Corriere della Sera - Sette

PESCE SÌ, UOVA NO È LA FRITTATA DI SCAMMARO

- Di ANGELA FRENDA foto di LAURA SPINELLI

Una frittata senza uova. Detto così potrebbe sembrare quasi una provocazio­ne. E invece esiste davvero, ed è uno storico piatto di recupero, che si fa appunto con quel che c’è nel frigo. La ricetta che vi propongo oggi è infatti la frittata di scammaro, piatto poverissim­o della cucina napoletana. Il procedimen­to prevede che la pasta venga insaporita con olive, frutta secca e pesce. A volte anche con uvetta. E l’obiettivo dichiarato è ottenere qualcosa che raggiunga la consistenz­a della frittata, pur in assenza di uova sbattute. A ideare la ricetta fu don Ippolito Cavalcanti, duca di Buonvicino (gastronomo della cucina napoletana) che la pubblicò nella sua Cucina teorico pratica. Si dice che il duca avesse elaborato questa ricetta su richiesta di alcuni monaci, che erano in cerca di una pietanza da servire nei conventi in tempo di Quaresima, quando c’era l’obbligo di mangiare di magro. Fu così che il Cavalcanti diede vita a questa frittata di pasta che permetteva di soddisfare il palato senza infrangere il voto di non consumare proteine animali a eccezione di quelle del pesce (la Chiesa cattolica non considerav­a carne quella dei pesci).

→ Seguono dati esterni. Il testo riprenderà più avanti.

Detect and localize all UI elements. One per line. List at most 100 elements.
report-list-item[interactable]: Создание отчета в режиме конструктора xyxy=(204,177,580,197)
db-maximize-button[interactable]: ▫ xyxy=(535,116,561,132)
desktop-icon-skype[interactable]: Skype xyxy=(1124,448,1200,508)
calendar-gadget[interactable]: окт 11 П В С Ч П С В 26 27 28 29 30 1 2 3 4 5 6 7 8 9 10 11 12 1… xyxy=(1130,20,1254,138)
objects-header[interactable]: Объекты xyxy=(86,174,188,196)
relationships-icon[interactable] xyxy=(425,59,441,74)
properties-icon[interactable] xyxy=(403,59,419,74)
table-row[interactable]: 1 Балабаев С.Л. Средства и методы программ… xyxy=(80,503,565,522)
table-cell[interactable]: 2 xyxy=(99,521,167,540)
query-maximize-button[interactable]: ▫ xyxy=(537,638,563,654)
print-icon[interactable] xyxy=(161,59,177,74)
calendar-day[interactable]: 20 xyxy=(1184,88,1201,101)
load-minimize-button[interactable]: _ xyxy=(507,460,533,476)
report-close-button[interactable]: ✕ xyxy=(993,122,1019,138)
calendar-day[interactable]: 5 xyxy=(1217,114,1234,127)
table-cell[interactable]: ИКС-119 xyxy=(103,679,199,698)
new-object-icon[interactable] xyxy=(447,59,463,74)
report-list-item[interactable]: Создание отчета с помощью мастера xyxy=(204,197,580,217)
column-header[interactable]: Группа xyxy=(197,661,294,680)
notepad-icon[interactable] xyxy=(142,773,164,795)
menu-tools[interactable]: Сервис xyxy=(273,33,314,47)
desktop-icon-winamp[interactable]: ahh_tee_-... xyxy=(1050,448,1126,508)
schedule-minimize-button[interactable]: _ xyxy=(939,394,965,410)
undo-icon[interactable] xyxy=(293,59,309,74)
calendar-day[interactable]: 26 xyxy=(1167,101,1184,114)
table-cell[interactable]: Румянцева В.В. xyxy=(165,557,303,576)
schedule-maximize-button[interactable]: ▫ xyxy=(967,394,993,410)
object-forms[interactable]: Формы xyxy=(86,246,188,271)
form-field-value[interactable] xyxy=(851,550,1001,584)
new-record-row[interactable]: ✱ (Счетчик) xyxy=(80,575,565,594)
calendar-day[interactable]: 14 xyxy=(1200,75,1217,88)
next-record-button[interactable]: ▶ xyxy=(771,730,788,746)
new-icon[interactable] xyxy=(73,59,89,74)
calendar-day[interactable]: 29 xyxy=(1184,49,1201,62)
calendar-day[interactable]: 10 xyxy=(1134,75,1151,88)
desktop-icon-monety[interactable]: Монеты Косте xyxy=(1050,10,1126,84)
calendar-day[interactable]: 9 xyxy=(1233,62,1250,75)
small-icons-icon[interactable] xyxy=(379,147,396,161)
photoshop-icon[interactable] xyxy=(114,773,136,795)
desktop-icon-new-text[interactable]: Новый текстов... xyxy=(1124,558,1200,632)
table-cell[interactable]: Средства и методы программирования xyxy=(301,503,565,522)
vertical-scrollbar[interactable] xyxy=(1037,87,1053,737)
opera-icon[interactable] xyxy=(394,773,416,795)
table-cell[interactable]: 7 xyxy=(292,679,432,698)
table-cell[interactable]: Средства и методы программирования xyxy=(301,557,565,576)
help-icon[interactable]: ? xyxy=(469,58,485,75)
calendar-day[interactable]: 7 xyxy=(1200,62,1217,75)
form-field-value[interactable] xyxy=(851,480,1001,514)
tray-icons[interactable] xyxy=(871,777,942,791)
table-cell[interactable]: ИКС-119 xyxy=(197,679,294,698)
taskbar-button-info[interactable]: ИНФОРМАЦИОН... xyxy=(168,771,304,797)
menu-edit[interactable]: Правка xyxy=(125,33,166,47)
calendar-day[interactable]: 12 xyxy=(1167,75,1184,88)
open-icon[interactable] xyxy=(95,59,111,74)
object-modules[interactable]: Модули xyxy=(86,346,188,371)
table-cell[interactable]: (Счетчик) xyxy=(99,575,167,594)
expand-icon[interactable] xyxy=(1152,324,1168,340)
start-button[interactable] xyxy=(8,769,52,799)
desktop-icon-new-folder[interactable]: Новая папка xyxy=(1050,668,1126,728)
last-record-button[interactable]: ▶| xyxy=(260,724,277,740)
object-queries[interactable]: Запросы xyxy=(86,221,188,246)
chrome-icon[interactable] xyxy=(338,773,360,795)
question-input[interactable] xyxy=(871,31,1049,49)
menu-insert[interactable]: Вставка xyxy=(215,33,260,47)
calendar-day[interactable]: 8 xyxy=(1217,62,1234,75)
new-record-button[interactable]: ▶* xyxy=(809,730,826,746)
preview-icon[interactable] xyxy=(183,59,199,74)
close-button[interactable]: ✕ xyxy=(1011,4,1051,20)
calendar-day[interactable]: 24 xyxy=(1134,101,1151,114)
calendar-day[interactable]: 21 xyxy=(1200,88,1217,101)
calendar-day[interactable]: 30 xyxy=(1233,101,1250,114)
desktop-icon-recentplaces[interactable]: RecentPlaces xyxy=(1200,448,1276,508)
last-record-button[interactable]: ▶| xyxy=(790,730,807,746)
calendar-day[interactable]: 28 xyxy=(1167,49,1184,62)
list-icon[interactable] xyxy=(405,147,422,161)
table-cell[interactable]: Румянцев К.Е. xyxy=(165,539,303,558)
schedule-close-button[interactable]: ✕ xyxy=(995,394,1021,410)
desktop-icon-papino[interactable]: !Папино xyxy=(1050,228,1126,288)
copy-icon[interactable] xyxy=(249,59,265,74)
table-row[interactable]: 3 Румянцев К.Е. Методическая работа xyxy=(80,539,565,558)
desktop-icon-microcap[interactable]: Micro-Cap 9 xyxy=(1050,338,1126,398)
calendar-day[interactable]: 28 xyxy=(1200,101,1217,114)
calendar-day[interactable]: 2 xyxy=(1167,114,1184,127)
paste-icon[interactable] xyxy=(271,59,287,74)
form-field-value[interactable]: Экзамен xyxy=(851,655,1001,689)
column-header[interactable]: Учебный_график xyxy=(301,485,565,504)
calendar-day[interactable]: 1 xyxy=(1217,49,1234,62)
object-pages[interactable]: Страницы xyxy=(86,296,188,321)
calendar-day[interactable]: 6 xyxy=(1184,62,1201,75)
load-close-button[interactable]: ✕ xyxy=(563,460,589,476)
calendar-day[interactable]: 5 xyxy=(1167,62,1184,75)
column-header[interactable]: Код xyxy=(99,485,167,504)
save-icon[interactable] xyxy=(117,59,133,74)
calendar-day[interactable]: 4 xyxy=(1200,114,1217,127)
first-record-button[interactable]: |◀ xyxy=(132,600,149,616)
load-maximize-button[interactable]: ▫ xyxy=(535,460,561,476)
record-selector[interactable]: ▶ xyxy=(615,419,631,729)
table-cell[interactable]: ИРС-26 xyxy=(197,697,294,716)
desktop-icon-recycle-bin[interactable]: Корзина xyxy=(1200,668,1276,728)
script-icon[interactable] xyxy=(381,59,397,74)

In tempo di Quaresima, infatti, solo ai monaci che avevano problemi di salute era permesso mangiare carne, che consumavan­o nella loro camera, che in dialetto napoletano si chiama “cammera”. “Cammerare”, dunque, divenne sinonimo di “mangiare grasso”, mentre “scammerare” indicava il “mangiare di magro”.

In diverse famiglie napoletane è ancora diffusa l’usanza, specialmen­te nei quaranta giorni che precedono la Pasqua, di preparare questo piatto molto semplice, che ha solo i tempi di cottura più lunghi della versione tradiziona­le.